Reforestation in Africa is feeding millions
It's been called "probably the largest positive environmental transformation in the Sahel and perhaps in all of Africa," by internationally acclaimed environmental specialist Chris Reij. A simple farming practice is turning desert plains into reforested and productive farmland.
Across Africa, World Vision and others are helping poor communities to practise and benefit from Farmer Managed Natural Regeneration, or FMNR. World Vision’s Tony Rinaudo, one of the original champions of FMNR, is provide training and inspiration around the world.

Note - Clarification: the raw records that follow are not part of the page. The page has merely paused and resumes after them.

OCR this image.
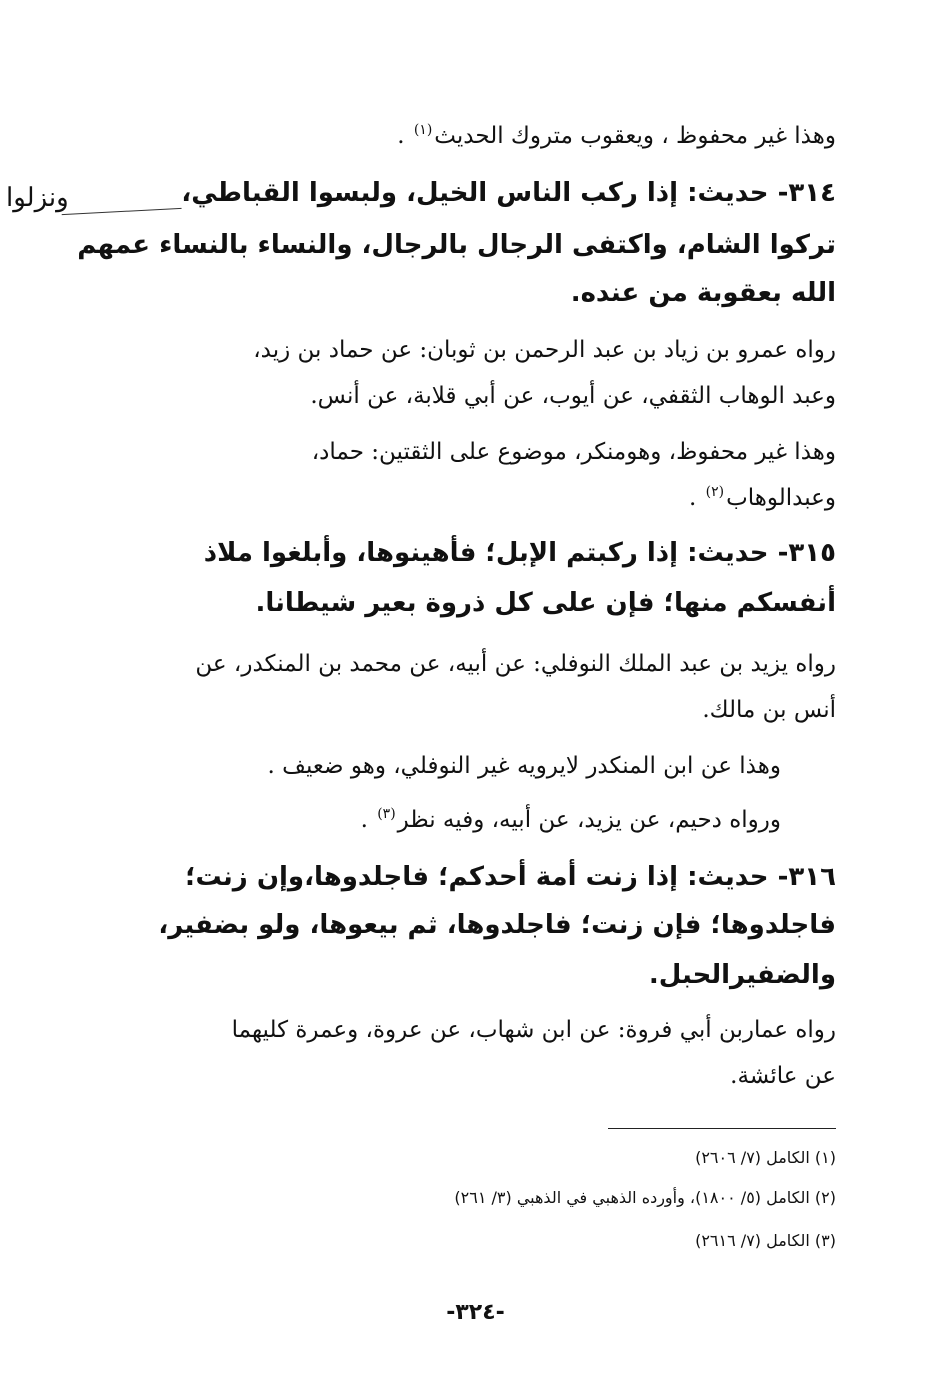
وهذا غير محفوظ ، ويعقوب متروك الحديث$^{(١)}$ .
٣١٤- حديث: إذا ركب الناس الخيل، ولبسوا القباطي،
ونزلوا
تركوا الشام، واكتفى الرجال بالرجال، والنساء بالنساء عمهم
الله بعقوبة من عنده.
رواه عمرو بن زياد بن عبد الرحمن بن ثوبان: عن حماد بن زيد،
وعبد الوهاب الثقفي، عن أيوب، عن أبي قلابة، عن أنس.
وهذا غير محفوظ، وهومنكر، موضوع على الثقتين: حماد،
وعبدالوهاب$^{(٢)}$ .
٣١٥- حديث: إذا ركبتم الإبل؛ فأهينوها، وأبلغوا ملاذ
أنفسكم منها؛ فإن على كل ذروة بعير شيطانا.
رواه يزيد بن عبد الملك النوفلي: عن أبيه، عن محمد بن المنكدر، عن
أنس بن مالك.
وهذا عن ابن المنكدر لايرويه غير النوفلي، وهو ضعيف .
ورواه دحيم، عن يزيد، عن أبيه، وفيه نظر$^{(٣)}$ .
٣١٦- حديث: إذا زنت أمة أحدكم؛ فاجلدوها،وإن زنت؛
فاجلدوها؛ فإن زنت؛ فاجلدوها، ثم بيعوها، ولو بضفير،
والضفيرالحبل.
رواه عماربن أبي فروة: عن ابن شهاب، عن عروة، وعمرة كليهما
عن عائشة.
(١) الكامل (٧/ ٢٦٠٦)
(٢) الكامل (٥/ ١٨٠٠)، وأورده الذهبي في الذهبي (٣/ ٢٦١)
(٣) الكامل (٧/ ٢٦١٦)
-٣٢٤-
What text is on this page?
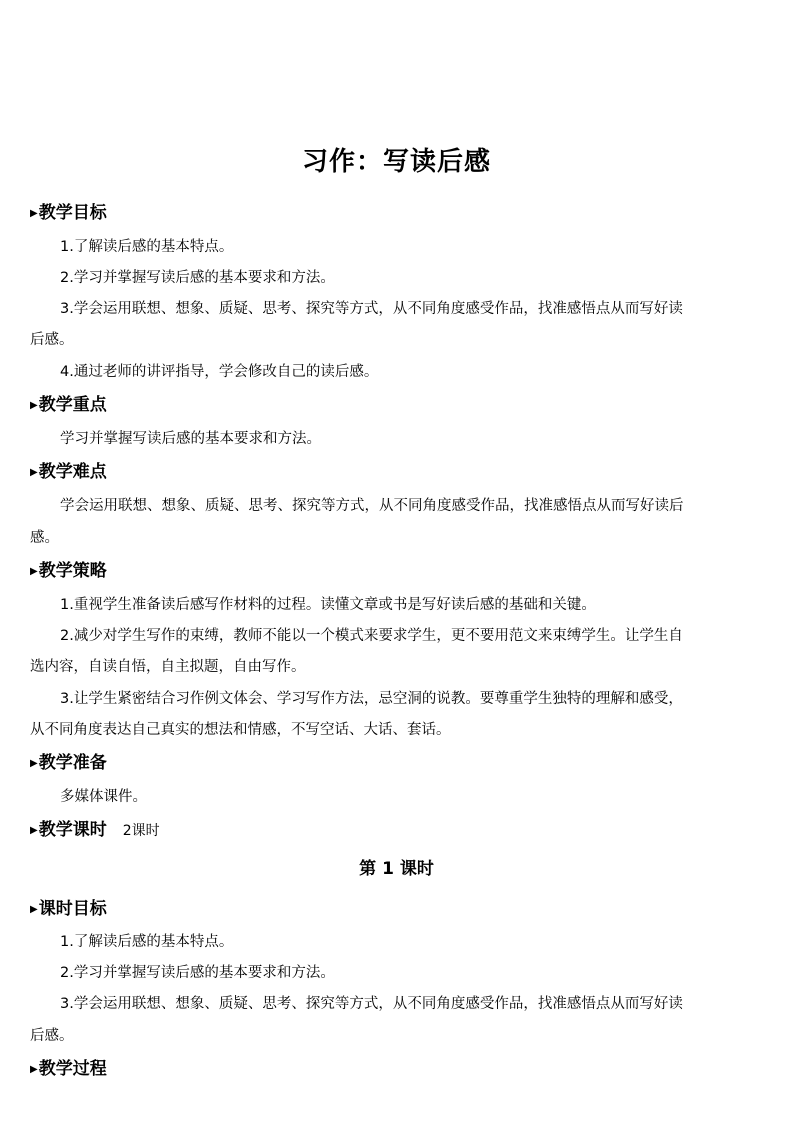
习作：写读后感
▶教学目标
1.了解读后感的基本特点。
2.学习并掌握写读后感的基本要求和方法。
3.学会运用联想、想象、质疑、思考、探究等方式，从不同角度感受作品，找准感悟点从而写好读
后感。
4.通过老师的讲评指导，学会修改自己的读后感。
▶教学重点
学习并掌握写读后感的基本要求和方法。
▶教学难点
学会运用联想、想象、质疑、思考、探究等方式，从不同角度感受作品，找准感悟点从而写好读后
感。
▶教学策略
1.重视学生准备读后感写作材料的过程。读懂文章或书是写好读后感的基础和关键。
2.减少对学生写作的束缚，教师不能以一个模式来要求学生，更不要用范文来束缚学生。让学生自
选内容，自读自悟，自主拟题，自由写作。
3.让学生紧密结合习作例文体会、学习写作方法，忌空洞的说教。要尊重学生独特的理解和感受，
从不同角度表达自己真实的想法和情感，不写空话、大话、套话。
▶教学准备
多媒体课件。
▶教学课时 2课时
第 1 课时
▶课时目标
1.了解读后感的基本特点。
2.学习并掌握写读后感的基本要求和方法。
3.学会运用联想、想象、质疑、思考、探究等方式，从不同角度感受作品，找准感悟点从而写好读
后感。
▶教学过程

Through FMNR, farmers prune the regrowth sprouting from tree stumps and roots. From their revitalised land, they are dramatically improving their harvests and livestock productivity, and increasing their income. Families have more food on the table, and the risk of famine has reduced and child nutrition has improved.
Tony started promoting FMNR in Niger in 1983. In that country alone, 200 million trees have since grown on five million hectares of degraded farmland. Over the last 10 years, World Vision has promoted FMNR in communities elsewhere across Africa and Asia, and at least one million more hectares of land have been regenerated.
Nigerien farmers are now producing an additional 500,000 tons of cereals a year – enough to feed 2.5 million people. In some communities, increased crop harvests have significantly reduced the annual “hungry period” from six months to less than one month each year.